Nun also doch! Verkauf des Gesamtpaketes „Wisseler See“

Lange hat man nichts mitbekommen, ob und wie es mit dem Verkauf des Campinggeländes „Wisseler See“ weitergeht.

Wie nun zu erfahren war, soll in der kommenden Sitzung des Kalkarer Rates am Mittwoch 6. Oktober ab 18.00 Uhr, endgültig über den Verkauf des Gesamtpaketes „Wisseler See“ an den Investor, Herrn Dietmar Harsveldt aus Mülheim an der Ruhr abgestimmt werden. Unter dem Tagesordnungspunkt – Grundstücksangelegenheiten.

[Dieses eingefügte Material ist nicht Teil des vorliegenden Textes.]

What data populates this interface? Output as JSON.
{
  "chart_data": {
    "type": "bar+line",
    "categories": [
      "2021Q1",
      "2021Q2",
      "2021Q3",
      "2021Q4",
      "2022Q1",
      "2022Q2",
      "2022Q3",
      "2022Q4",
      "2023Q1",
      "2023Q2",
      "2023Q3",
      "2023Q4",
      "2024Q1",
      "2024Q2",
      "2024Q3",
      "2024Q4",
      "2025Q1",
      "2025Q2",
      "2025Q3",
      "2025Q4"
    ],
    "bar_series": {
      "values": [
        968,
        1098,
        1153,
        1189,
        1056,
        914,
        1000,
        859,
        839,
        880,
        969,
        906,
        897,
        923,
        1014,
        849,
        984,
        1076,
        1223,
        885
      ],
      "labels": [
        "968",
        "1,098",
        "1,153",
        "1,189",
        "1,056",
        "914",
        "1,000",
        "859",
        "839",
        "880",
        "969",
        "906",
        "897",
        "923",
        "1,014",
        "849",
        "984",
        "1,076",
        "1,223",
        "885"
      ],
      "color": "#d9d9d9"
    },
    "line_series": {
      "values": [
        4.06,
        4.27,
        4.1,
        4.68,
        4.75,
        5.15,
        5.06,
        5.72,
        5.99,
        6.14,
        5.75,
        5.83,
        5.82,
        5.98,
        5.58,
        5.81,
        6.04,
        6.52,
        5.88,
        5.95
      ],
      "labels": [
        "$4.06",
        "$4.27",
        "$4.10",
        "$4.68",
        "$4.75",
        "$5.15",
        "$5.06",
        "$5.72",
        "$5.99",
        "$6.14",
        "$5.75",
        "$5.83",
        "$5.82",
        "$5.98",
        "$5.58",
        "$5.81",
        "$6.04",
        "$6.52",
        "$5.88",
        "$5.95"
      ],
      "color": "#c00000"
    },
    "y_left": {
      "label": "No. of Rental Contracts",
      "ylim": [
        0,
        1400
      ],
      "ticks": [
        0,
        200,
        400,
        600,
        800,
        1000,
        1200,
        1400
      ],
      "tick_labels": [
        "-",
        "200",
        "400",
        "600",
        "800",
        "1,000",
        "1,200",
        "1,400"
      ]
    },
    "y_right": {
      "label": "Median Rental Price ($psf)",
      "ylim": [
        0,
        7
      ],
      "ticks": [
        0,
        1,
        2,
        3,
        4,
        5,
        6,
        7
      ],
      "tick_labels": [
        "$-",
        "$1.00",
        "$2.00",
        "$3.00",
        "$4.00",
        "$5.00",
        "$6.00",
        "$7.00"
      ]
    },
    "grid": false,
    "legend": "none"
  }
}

Sehr zur Verwunderung der in 2018 von Wisseler Bürgern gegründeten Interessensgemeinschaft „Wisseler See“. Seinerzeit war ihnen von der Bürgermeisterin, Frau Britta Schulz zugesagt worden, über den jeweiligen Stand der Verkaufsverhandlungen mit dem Investor in regelmäßigen Abständen informiert zu werden. Leider war dies nicht der Fall. Aus der Presse konnten hin und wieder widersprüchliche Informationen entnommen werden. Da über einen sehr langen Zeitraum überhaupt keine Nachrichten bezüglich des Verkaufs zu hören waren, konnte man den Eindruck gewinnen, die Verhandlungen wurden abgebrochen.  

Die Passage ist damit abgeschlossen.